Re: [PATCH 0/1] sched: Restore PREEMPT_NONE as default

Next message: Marc Kleine-Budde: "Re: [PATCH 3/3] can: rcar_canfd: Handle Bus-Off recovery interrupt"
Previous message: Aditya Rajan: "[PATCH] rust: dma: return EOVERFLOW instead of ENOMEM on size overflow"
In reply to: Salvatore Dipietro: "[PATCH 1/1] sched: Restore PREEMPT_NONE as default"
Messages sorted by: [ date ] [ thread ] [ subject ] [ author ]

From: Peter Zijlstra

Date: Fri Apr 03 2026 - 17:32:26 EST

On Fri, Apr 03, 2026 at 07:19:36PM +0000, Salvatore Dipietro wrote:
> We are reporting a throughput and latency regression on PostgreSQL
> pgbench (simple-update) on arm64 caused by commit 7dadeaa6e851
> ("sched: Further restrict the preemption modes") introduced in
> v7.0-rc1.
>
> The regression manifests as a 0.51x throughput drop on a pgbench
> simple-update workload with 1024 clients on a 96-vCPU
> (AWS EC2 m8g.24xlarge) Graviton4 arm64 system.

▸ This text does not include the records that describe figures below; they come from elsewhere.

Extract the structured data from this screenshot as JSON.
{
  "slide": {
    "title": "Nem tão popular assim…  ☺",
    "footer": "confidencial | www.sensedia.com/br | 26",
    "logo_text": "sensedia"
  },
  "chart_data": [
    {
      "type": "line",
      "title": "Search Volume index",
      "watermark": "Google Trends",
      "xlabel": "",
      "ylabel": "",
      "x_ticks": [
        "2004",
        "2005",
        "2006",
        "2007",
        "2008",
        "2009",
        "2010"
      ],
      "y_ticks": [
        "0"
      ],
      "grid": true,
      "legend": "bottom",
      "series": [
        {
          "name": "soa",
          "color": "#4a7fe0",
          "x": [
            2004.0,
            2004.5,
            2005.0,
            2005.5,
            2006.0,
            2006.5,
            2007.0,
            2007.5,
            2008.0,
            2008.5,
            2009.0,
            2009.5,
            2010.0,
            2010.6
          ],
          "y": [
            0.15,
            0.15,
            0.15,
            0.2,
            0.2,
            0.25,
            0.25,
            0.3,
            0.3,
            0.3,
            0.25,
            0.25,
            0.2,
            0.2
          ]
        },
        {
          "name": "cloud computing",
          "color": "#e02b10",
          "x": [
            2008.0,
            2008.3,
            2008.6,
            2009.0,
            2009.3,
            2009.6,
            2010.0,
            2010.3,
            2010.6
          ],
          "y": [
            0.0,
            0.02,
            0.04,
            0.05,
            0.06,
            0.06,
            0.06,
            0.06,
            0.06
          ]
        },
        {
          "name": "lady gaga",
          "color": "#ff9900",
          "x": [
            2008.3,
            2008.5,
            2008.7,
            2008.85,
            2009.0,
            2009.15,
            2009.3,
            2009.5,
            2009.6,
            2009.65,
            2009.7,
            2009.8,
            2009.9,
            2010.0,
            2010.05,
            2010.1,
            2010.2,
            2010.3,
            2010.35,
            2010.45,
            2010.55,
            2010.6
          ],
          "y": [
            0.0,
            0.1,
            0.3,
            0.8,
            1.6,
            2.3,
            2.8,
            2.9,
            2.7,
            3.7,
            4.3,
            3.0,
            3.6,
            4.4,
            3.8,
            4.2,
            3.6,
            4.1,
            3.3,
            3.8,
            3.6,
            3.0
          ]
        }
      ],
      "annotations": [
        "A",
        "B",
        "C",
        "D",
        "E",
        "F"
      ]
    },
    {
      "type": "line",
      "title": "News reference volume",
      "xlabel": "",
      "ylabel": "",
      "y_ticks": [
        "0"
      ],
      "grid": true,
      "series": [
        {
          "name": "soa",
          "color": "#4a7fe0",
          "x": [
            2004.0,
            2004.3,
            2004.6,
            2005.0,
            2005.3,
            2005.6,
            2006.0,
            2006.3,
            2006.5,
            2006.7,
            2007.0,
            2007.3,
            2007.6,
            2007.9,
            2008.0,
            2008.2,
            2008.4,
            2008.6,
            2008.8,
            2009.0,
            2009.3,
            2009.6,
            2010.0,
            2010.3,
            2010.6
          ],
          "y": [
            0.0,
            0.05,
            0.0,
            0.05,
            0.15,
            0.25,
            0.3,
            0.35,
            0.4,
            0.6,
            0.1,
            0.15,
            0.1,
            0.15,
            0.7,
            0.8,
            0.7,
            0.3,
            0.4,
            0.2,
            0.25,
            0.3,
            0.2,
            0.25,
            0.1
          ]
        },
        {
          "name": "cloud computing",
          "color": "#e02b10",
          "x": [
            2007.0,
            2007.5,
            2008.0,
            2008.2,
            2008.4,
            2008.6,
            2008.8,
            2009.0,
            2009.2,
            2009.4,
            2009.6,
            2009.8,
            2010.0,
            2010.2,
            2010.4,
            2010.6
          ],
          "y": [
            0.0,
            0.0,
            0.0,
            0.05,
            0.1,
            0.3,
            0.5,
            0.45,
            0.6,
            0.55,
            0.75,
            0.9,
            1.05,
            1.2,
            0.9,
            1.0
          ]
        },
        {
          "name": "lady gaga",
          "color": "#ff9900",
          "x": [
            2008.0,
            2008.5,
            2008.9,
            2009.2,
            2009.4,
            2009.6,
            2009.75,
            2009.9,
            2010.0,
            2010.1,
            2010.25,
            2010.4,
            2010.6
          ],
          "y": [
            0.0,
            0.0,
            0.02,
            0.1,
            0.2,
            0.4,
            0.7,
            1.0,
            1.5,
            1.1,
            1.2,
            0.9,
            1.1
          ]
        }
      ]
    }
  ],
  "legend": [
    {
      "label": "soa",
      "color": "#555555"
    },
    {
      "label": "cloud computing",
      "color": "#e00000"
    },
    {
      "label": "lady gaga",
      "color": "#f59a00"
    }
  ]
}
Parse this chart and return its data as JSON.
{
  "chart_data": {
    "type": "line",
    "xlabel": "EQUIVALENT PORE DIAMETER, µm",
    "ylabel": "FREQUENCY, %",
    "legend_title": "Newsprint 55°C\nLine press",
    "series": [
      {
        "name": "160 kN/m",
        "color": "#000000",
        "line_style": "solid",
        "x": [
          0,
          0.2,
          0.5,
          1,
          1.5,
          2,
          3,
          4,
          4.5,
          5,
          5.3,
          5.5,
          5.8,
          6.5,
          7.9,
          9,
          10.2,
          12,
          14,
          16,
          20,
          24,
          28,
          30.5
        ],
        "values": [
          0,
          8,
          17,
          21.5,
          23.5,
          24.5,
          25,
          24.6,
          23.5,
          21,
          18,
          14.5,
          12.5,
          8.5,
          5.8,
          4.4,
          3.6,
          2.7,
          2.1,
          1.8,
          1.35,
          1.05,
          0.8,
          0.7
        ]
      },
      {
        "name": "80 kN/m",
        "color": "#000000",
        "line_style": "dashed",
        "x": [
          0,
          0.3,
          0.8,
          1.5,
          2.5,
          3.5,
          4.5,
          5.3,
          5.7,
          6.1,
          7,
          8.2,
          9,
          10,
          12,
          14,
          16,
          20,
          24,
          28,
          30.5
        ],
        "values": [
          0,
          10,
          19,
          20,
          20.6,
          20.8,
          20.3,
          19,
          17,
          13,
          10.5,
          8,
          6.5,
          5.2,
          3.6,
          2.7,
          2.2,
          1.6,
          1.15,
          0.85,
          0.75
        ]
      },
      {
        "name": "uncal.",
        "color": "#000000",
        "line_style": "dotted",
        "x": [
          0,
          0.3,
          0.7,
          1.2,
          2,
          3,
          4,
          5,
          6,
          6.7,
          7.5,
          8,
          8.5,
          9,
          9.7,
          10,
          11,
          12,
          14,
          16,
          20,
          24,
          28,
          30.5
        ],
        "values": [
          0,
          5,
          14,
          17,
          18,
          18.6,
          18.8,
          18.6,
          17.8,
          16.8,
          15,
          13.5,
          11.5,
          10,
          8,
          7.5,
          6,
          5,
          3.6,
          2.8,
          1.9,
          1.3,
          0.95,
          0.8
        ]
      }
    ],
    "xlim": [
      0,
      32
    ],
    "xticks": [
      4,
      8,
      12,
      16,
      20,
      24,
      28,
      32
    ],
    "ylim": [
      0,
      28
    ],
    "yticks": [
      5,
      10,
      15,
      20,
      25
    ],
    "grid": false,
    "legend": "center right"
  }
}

Perf profiling
> shows 55% of CPU time is consumed spinning in PostgreSQL's
> userspace spinlock (s_lock()) under PREEMPT_LAZY:
>
> |- 56.03% - StartReadBuffer
> |- 55.93% - GetVictimBuffer
> |- 55.93% - StrategyGetBuffer
> |- 55.60% - s_lock <<<< 55% of time
> | |- 0.39% - el0t_64_irq
> | |- 0.10% - perform_spin_delay
> |- 0.08% - LockBufHdr
> |- 0.07% - hash_search_with_hash_value
> |- 0.40% - WaitReadBuffers

The fix here is to make PostgreSQL make use of rseq slice extension:

https://lkml.kernel.org/r/20251215155615.870031952@xxxxxxxxxxxxx

That should limit the exposure to lock holder preemption (unless
PostgreSQL is doing seriously egregious things).